19 Temmuz 2012 Perşembe

Hilal Meselesine Dair



Bu sene Ramazan'ın başlaması ile yine hilali görmek meselesi gündeme geldi. Ramazan hakkında bir müslüman için can sıkıcı bir mesele varsa o da bu ihtilaftır diye düşünüyorum. Bu mesele hakkında 2005 yılında tutulum@yahogroups.com isimli e-posta grubuna bir mesaj yollamıştım, profesyonel ve amatör gözlemcilerden şahane cevaplar almıştım. Beni bu mesele hakkında mutmain eden birşey varsa o da bu gözlemcilerden aldığım cevaplardır, bu vesile ile bu mailleri yayımlıyorum.

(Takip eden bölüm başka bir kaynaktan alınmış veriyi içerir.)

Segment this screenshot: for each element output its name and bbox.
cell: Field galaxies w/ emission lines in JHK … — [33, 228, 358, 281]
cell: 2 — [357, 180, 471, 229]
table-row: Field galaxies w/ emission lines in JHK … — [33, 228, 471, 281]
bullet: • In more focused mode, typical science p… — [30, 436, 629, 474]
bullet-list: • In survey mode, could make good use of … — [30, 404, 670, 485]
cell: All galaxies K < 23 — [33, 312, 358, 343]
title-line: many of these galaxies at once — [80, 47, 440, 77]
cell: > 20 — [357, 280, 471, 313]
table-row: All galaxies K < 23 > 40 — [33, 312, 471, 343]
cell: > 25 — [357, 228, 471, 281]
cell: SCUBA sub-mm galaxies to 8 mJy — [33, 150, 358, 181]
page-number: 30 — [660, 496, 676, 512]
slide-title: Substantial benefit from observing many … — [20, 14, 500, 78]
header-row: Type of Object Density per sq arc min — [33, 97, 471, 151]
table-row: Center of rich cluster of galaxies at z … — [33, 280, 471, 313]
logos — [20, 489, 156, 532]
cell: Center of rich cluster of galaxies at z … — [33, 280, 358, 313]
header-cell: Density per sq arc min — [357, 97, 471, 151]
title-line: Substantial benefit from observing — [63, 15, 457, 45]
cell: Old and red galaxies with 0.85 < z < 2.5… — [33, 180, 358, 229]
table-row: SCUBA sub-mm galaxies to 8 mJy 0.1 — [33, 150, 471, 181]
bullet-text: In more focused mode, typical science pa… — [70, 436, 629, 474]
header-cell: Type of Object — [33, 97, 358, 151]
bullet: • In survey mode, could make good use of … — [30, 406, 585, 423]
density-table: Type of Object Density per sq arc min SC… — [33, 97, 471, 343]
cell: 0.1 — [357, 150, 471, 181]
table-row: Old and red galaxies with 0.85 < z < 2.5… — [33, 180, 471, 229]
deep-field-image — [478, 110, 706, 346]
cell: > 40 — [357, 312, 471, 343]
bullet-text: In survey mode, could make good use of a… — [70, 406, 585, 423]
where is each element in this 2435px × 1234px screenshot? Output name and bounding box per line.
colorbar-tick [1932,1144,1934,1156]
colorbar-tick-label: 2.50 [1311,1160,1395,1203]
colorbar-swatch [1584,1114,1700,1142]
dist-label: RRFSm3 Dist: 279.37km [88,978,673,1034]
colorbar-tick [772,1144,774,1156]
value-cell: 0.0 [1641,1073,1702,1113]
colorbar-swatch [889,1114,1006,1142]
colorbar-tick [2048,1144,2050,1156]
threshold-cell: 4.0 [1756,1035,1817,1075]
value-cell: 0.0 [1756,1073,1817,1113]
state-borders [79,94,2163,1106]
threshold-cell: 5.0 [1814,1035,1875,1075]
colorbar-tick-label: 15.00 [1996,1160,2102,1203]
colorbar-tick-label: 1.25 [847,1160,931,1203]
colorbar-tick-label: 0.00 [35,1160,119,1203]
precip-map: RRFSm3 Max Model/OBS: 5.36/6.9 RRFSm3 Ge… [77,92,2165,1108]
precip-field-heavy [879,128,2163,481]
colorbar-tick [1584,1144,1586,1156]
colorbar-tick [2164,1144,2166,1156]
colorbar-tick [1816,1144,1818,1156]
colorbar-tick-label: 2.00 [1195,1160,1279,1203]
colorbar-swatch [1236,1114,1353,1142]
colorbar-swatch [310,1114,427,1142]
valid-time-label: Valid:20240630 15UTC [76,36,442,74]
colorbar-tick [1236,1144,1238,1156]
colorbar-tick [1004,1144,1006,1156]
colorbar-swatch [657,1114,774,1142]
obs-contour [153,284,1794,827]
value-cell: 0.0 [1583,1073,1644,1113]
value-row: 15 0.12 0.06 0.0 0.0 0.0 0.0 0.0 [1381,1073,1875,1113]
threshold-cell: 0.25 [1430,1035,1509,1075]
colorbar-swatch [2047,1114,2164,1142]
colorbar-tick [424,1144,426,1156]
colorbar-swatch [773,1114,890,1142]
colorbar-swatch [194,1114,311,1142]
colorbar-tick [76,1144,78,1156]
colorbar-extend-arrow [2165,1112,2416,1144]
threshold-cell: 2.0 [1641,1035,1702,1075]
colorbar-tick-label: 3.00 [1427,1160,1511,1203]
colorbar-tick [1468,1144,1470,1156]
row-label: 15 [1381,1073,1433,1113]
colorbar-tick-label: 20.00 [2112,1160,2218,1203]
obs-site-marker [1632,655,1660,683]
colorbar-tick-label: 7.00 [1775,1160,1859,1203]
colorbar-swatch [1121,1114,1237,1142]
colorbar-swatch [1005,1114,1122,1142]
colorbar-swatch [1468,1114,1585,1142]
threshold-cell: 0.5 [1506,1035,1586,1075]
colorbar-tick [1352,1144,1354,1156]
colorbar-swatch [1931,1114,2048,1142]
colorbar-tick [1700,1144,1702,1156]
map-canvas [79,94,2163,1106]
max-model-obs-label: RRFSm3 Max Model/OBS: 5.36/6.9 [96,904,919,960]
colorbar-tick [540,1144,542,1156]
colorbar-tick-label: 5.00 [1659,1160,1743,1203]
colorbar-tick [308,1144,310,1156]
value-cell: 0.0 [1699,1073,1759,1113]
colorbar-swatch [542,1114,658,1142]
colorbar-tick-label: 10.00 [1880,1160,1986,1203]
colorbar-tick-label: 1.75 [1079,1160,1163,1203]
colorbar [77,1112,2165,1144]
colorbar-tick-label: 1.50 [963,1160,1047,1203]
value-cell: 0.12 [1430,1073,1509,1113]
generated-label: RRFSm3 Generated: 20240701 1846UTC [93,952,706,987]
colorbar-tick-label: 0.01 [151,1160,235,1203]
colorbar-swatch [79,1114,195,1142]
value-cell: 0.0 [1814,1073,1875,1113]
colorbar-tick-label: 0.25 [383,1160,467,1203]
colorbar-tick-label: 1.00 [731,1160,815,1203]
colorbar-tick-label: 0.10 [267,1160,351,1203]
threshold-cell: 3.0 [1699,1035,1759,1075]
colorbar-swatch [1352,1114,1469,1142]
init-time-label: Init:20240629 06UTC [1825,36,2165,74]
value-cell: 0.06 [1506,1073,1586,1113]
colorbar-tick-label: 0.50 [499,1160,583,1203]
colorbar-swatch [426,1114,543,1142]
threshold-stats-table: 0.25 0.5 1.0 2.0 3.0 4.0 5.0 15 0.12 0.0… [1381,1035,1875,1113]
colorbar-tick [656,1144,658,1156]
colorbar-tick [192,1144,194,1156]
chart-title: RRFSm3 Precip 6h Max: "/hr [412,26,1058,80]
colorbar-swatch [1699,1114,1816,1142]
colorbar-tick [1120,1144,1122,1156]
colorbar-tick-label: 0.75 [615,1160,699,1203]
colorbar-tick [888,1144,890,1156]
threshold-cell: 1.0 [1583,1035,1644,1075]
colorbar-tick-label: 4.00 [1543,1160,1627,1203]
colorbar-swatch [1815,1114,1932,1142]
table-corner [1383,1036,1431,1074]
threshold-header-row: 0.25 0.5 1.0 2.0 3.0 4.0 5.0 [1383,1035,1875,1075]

-----------------------------

Bu mesajın konusunu bir astronomi grubuna cok da uygun olmadigini dusunebilirsiniz ancak soyle veya boyle 1,5 milyar insani ilgilendiren ve buyuk tartismalara yol acan, en onemlisi de insanlarin inanclarini zedeleyen ve bastan asagi can sikici bir mesele uzerinde aramizda bulunan cok degerli bazi usta gozlemcilerin goruslerini almak istiyorum eger musaade ederseniz.

Soyle ki: 
Islam dininin bazi ibadetleri ay takvimine gore duzenlendiginden bu sene de Ramazan'in baslangici ile ilgili ihtilaf yasandi. (Muhtemelen yine Arabistan kokenli olmak uzere) 3 Eylul aksami hilalin "gorundugu" ve Sali gunu Ramazan'in baslandigina dair haberler bu konuda hassas insanlar arasinda yayilmaya basladi. (Esasinda ayin basladigi tarih cok da kritik oneme sahip degil, isteyen ihtiyaten bir gun erken baslayabilir sonucta; esas problem Sevval (Ramazandan sonraki ay) hilalinin gorunmesine dair cunku bayramda oruc tutmak haram biliyorsunuz ve muhtemelen bu sene de bu ihtilaf yasanacak) Benim derdim bu ihtilafin ortadan kaldirilmasi filan degil cunku bunun sebebi 3 maddede belirlenebilecek kadar acik:
1- Hilâlin ilk görünüşünü belirleyecek uluslararası standart bir ölçüm aletinin olmaması.
2- Hilâlin ilk görünüşünü belirlemede farklı ölçüm aletlerinin ve farklı yolların kullanımı.
3- Hilâlin gözetlendiği yerdeki hava durumu.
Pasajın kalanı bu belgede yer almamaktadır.